Selon les projections de l’entreprise, ces revenus additionnels pourraient faire augmenter d’environ 80 % les revenus annuels de la Municipalité de Saint-Fortunat et d’environ 40 % ceux de Saint-Julien par rapport à 2026.
Le promoteur estime également que la construction du parc générerait entre 150 et 200 emplois temporaires, tandis que de cinq à dix emplois permanents seraient créés durant la phase d’exploitation.
Les citoyens informés
Quelque 100 résidents ont pris part, au début du mois de mai, aux portes ouvertes organisées à Saint-Fortunat et à Saint-Julien pour obtenir davantage de renseignements sur le projet actuellement à l’étude.
« Nous étions une dizaine de représentants de l’entreprise sur place pour l’occasion. Les gens avaient des interrogations en lien avec le bruit, la distance entre les éoliennes et les habitations, l’impact visuel et les retombées économiques. Ils se sont aussi informés entourant la coexistence des usages et les impacts liés à la construction. Ce sont des questions qui sont souvent posées, surtout quand c’est une première rencontre auprès de la population », a mentionné au Courrier Frontenac Samson Vayssières, responsable senior du développement chez Capstone Infrastructure Corporation.
Il a ajouté que les citoyens présents étaient très ouverts à discuter. « Il y avait des gens pour et d’autres contre, mais globalement, cela s’est très bien passé. »
De leur côté, les élus municipaux s’attendaient à une participation citoyenne plus importante. « Des gens se sont déplacés, mais j’aurais aimé qu’il y en ait davantage afin de mieux prendre le pouls de la population. Nous entendons que l’acceptabilité sociale n’est pas au rendez-vous, pourtant, la rencontre a été plutôt tranquille », a partagé le maire de Saint-Julien, Francis Lehoux.

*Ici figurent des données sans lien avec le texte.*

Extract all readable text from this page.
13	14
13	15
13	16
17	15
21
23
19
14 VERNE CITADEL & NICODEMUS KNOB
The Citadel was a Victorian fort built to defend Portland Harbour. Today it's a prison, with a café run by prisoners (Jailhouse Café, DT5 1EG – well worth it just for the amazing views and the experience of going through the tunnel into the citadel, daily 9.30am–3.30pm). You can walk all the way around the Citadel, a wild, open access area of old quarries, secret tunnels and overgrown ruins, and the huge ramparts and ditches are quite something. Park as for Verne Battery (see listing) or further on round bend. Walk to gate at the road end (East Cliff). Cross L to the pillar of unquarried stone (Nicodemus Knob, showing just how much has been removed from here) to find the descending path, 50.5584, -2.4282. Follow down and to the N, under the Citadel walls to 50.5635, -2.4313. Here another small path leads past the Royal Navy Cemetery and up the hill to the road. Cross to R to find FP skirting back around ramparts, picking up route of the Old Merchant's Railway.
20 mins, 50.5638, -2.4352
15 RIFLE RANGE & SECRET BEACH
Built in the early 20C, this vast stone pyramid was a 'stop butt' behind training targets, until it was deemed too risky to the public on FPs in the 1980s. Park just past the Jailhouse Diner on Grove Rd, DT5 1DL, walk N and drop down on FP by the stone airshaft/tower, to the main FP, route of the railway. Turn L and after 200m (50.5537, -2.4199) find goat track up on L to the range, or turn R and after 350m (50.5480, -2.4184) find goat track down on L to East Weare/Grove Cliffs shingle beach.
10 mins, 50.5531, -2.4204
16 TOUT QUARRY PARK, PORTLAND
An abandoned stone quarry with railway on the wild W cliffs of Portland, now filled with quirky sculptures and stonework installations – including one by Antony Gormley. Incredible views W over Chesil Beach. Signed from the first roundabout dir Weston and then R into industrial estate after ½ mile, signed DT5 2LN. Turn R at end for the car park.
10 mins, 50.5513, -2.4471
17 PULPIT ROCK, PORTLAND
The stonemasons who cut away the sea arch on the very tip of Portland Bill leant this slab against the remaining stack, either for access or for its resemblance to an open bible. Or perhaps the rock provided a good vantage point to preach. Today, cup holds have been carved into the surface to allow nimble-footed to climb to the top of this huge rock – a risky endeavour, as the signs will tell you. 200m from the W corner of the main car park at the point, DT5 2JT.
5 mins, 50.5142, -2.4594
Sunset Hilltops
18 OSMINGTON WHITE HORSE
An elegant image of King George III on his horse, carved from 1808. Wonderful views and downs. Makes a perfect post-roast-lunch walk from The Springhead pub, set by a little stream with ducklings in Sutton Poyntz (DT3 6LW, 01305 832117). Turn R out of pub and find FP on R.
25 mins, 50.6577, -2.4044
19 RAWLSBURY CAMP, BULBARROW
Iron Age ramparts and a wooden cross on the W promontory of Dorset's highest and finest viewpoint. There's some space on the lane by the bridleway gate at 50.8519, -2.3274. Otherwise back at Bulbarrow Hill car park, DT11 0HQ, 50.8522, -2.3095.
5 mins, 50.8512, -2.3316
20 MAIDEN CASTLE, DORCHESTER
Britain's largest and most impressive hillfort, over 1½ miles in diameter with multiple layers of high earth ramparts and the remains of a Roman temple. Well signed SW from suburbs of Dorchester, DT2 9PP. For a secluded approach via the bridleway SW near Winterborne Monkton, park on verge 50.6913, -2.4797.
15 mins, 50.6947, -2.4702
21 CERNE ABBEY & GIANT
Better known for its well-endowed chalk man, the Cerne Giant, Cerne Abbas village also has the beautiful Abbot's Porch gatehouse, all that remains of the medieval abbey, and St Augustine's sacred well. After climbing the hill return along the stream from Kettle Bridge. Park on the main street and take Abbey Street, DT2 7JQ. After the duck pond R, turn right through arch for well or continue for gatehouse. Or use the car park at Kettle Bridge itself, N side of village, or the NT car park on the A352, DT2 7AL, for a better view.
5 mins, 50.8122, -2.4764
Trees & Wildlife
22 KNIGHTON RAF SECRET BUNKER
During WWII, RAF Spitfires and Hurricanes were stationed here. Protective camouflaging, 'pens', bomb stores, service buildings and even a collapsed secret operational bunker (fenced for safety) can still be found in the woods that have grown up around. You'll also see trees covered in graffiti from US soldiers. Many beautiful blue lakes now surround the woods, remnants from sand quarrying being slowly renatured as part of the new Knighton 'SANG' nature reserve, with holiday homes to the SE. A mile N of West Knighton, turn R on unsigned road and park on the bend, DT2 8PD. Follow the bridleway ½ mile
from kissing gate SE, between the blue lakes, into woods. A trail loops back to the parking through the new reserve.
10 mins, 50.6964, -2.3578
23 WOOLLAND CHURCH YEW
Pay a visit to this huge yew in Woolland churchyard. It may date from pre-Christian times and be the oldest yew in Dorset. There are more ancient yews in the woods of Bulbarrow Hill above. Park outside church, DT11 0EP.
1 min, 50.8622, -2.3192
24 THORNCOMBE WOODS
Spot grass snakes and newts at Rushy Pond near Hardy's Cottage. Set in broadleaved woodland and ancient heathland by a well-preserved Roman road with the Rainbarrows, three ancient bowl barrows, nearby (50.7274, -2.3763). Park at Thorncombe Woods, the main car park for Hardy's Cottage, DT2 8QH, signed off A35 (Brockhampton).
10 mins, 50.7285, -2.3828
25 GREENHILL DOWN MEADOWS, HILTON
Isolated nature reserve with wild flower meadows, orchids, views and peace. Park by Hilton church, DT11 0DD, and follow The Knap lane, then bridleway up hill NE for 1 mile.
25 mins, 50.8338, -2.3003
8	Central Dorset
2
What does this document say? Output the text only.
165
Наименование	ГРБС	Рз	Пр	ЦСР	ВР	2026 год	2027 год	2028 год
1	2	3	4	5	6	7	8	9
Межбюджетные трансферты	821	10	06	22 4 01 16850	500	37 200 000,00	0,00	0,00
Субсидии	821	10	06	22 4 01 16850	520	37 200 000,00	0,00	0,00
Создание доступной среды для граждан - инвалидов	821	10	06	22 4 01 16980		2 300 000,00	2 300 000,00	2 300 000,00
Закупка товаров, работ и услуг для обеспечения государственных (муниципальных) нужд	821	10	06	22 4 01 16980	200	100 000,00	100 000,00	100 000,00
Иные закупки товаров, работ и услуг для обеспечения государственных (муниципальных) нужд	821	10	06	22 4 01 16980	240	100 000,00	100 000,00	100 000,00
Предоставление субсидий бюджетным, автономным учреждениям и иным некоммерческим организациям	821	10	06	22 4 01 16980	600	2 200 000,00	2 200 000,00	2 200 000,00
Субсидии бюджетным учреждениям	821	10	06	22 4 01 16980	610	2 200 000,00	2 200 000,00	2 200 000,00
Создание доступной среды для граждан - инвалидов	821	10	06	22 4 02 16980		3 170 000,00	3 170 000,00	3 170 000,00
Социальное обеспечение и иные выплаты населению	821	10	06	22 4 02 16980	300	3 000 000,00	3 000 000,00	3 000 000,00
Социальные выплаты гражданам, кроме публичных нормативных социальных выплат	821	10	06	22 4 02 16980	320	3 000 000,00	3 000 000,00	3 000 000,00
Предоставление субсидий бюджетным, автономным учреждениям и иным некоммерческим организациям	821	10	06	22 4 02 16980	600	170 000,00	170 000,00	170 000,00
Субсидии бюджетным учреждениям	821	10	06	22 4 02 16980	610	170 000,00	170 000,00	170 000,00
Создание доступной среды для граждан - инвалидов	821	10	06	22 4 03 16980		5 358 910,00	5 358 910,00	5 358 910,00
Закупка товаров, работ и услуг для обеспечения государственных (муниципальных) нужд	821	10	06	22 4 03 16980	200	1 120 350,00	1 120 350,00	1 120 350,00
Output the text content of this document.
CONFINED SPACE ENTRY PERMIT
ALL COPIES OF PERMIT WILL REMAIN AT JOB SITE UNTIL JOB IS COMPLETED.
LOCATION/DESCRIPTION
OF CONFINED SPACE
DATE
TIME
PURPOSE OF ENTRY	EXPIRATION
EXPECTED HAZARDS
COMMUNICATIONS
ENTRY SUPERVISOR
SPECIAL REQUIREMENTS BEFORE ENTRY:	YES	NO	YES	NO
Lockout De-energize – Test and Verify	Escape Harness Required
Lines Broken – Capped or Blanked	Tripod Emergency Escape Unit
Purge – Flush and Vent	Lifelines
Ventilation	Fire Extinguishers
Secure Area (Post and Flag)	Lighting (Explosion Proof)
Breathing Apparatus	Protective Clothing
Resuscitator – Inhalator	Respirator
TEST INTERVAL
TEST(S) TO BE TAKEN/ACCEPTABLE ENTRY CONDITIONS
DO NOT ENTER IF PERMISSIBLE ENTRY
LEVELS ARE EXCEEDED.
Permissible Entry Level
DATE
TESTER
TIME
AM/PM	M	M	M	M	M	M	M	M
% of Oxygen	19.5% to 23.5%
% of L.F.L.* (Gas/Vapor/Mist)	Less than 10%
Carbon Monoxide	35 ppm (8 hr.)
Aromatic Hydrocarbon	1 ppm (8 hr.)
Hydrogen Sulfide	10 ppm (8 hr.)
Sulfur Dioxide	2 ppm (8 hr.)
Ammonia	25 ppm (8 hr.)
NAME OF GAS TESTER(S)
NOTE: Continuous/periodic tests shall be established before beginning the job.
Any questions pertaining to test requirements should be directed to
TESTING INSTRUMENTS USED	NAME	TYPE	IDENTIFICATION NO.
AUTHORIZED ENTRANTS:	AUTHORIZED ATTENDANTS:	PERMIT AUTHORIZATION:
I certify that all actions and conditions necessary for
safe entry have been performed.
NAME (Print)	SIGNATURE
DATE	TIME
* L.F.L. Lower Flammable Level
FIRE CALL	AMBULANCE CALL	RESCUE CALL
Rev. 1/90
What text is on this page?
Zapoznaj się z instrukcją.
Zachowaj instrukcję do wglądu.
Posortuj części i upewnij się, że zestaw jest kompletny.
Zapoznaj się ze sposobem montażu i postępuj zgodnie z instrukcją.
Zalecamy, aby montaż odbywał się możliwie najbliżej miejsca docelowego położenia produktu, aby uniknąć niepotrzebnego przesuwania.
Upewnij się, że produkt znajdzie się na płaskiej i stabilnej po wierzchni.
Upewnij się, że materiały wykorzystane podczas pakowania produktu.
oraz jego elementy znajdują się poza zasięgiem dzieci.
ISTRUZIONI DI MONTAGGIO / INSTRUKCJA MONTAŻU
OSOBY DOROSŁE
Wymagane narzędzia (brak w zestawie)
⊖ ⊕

« Selon le sondage réalisé dans le cadre des portes ouvertes, environ 70 % des gens sont favorables au projet, mais nous savons que la plupart de ceux qui ne veulent pas d’éoliennes ne se sont pas déplacés. Une rencontre est organisée pour leur communiquer de l’information et ils ne viennent pas la chercher », a déploré le maire de Saint-Fortunat, Denis Fortier.
D’ici le dépôt du projet auprès d’Hydro-Québec, l’entreprise poursuit ses démarches sur le terrain. Elle prépare également une autre journée portes ouvertes qui se tiendra à l’automne et au cours de laquelle davantage d’informations seront dévoilées.
À noter que d’autres projets sont actuellement en préparation sur le territoire de la MRC des Appalaches. Parmi eux figurent le parc éolien Osgood, développé par Pattern Energy et actuellement en phase préliminaire, le projet éolien Broughton déjà retenu par Hydro-Québec dans le cadre d’un précédent appel d’offres, ainsi que le projet Bullard de Boralex, dont des présentations publiques sont prévues le 16 juin à Inverness et le 17 juin à Saint-Adrien-d’Irlande.